Acetylcholine - acetyl is broken down by acetylcholinesterase and choline is reabsorbed.
○ Many different neurotransmitters are used at synapses with different effects. For example, acetylcholine is used as the neurotransmitter in neuromuscular junctions (synapses between neurons and muscle fibres).

Question 7

[C2.2.12] Define an exogenous chemcial and describe 2 examples

Answer 7

An exogenous chemical is the one that enters the body from an outside source through skin, lungs or it can be injected. Examples include:
1. Neonicotinoids as pesticides
○ Irreversibly binds onto acetylcholine receptors in synapses of insects since acetylcholinesterase cannot break it down
○ This prevents binding of acetylcholine to trigger action potential, leading to the death of insects
○ Advantage is that it is not very harmful for humans
2. Cocaine
○ Binds to dopamine reuptake transporters (membrane protein that pump dopamine back into pre-synaptic neuron)
○ Since cocaine blocks the transporters, dopamine builds up in the synaptic cleft and keeps post-synaptic neuron excited

Question 8

[C2.2.13/ C2.2.14] Distinguish between excitatory and inhibitory neurotransmitters with examples

Answer 8

Inhibitory neurotransmitters bind to the post-synaptic membrane and result into the membrane potential to become more negative. This hyperpolarisation make it difficult for the post-synaptic neuron to reach threshold potential, hence inhibiting nerve impulses.
• Ex. GABA binds to its receptor and cause chloride channels to open, resulting in hyperpolarisation

Excitatory neurotransmitters, like acetylcholine, allow membrane potential to become more positive.

Question 9

[C2.2.15] State what pain receptors detect, where they are located on the sensory neurons and how they convey impulse to the CNS

Answer 9

Pain receptors in skin detect stimuli like high temperatures, acids and certain chemicals like capsaicin in chili peppers. These receptors are the endings of sensory neurons which have channels that allow influx of positive ions to convey impulse to CNS if the threshold is met.

Question 10

[C2.2.13/ C2.2.14] Describe summation

Answer 10

However, since there are more than 1 presynaptic neuron that forms synapses with the same post-synaptic neuron, multiple pre-synaptic neurons must release these neurotransmitter to trigger action potential.
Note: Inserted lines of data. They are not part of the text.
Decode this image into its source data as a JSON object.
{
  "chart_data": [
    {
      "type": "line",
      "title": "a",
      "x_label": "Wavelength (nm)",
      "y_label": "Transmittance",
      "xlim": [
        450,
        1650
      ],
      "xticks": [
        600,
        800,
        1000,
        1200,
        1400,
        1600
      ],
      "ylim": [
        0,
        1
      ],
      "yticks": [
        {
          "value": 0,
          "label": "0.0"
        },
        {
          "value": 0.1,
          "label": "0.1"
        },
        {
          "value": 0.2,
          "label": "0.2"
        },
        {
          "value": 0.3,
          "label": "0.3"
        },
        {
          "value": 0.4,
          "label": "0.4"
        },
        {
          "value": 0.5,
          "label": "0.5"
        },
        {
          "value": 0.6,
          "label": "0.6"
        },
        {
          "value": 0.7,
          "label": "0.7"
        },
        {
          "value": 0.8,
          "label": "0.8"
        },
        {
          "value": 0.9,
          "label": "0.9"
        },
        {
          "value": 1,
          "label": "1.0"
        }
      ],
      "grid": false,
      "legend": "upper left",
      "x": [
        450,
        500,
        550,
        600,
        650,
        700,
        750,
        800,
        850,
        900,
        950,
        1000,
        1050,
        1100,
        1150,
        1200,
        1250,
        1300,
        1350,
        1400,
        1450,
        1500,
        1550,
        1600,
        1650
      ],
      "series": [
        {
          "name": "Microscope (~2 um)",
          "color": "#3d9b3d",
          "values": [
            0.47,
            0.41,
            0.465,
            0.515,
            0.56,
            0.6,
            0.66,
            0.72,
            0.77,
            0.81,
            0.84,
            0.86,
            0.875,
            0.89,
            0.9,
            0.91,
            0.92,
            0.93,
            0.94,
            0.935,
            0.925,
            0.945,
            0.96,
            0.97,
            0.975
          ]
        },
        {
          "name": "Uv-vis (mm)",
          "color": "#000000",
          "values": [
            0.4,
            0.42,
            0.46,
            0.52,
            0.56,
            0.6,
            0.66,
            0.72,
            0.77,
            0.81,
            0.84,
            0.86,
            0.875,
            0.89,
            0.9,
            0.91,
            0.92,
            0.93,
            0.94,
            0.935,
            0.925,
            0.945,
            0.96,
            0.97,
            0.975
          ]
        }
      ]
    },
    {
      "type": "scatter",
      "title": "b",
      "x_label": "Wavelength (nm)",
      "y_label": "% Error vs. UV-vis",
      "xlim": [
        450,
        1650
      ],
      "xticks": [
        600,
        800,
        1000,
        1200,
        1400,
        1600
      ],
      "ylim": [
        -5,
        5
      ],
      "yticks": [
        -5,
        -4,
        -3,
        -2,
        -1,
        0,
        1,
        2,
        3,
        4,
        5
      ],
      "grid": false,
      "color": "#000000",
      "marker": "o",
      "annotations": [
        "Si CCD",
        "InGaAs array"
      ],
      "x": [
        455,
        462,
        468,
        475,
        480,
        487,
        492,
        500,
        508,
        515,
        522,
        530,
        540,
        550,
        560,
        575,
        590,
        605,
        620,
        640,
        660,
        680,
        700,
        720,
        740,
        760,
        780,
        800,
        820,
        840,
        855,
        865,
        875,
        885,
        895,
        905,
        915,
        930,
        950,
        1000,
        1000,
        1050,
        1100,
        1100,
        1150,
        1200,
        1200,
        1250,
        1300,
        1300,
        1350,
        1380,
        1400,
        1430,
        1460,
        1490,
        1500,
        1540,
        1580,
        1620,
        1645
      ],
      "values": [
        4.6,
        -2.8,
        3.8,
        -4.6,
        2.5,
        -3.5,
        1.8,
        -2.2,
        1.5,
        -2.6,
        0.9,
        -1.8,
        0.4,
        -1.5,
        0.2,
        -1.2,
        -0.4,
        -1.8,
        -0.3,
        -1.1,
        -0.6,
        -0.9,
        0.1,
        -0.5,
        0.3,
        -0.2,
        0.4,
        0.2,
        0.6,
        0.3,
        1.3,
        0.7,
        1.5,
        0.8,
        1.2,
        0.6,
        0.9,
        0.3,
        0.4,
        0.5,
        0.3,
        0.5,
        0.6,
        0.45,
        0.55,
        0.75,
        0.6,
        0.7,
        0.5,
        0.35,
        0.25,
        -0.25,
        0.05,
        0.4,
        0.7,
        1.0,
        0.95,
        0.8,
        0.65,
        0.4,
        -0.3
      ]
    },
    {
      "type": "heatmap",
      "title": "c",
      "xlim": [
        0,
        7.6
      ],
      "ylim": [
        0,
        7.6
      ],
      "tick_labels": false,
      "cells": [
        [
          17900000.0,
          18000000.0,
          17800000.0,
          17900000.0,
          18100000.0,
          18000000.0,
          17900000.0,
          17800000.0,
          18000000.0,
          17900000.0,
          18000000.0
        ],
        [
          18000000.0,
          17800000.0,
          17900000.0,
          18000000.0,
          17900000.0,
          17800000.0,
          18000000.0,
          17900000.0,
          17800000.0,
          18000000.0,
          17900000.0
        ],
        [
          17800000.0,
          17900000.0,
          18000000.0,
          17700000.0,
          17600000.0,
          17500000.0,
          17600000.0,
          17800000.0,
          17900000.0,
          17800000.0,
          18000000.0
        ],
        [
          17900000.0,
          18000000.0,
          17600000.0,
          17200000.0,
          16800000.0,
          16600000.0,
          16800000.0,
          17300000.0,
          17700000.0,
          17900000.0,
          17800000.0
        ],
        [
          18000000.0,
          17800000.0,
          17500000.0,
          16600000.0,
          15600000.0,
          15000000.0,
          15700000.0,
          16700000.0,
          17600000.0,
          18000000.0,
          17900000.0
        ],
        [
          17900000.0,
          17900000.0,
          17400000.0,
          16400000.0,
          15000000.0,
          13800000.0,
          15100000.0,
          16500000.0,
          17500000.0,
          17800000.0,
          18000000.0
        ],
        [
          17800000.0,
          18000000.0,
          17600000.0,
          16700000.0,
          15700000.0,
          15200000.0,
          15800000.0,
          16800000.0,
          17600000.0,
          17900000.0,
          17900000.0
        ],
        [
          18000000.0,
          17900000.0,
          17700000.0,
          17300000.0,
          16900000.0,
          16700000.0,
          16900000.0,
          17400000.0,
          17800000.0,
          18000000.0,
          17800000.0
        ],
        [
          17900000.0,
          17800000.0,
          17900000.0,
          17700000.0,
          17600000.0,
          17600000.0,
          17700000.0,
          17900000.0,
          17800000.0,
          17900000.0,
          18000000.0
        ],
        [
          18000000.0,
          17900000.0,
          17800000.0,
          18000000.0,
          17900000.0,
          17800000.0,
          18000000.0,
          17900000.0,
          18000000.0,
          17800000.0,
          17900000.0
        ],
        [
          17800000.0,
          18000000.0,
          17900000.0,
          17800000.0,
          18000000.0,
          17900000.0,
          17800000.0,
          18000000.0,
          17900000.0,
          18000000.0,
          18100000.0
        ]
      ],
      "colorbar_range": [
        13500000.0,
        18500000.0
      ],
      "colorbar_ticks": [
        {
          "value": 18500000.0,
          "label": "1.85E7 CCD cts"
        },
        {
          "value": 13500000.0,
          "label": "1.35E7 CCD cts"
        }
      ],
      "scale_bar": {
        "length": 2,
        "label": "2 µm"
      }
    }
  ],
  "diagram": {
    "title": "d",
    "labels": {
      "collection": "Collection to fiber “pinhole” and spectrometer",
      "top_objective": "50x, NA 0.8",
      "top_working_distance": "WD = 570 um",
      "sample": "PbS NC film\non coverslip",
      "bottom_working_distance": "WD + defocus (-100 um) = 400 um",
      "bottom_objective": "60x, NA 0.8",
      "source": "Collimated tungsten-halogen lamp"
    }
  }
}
This is summation, and it can also combine effects of inhibitory and excitatory neurotransmitters. Depending on how much each neurotransmitters there are threshold potential can be reached.

Question 11

[C2.2.16] Define emergent property with an example

Answer 11

Emergent property is caused by interactions between elements of a systems. An example of emergent property is consciousness as it emerges from the interaction of individual neurons in the brain.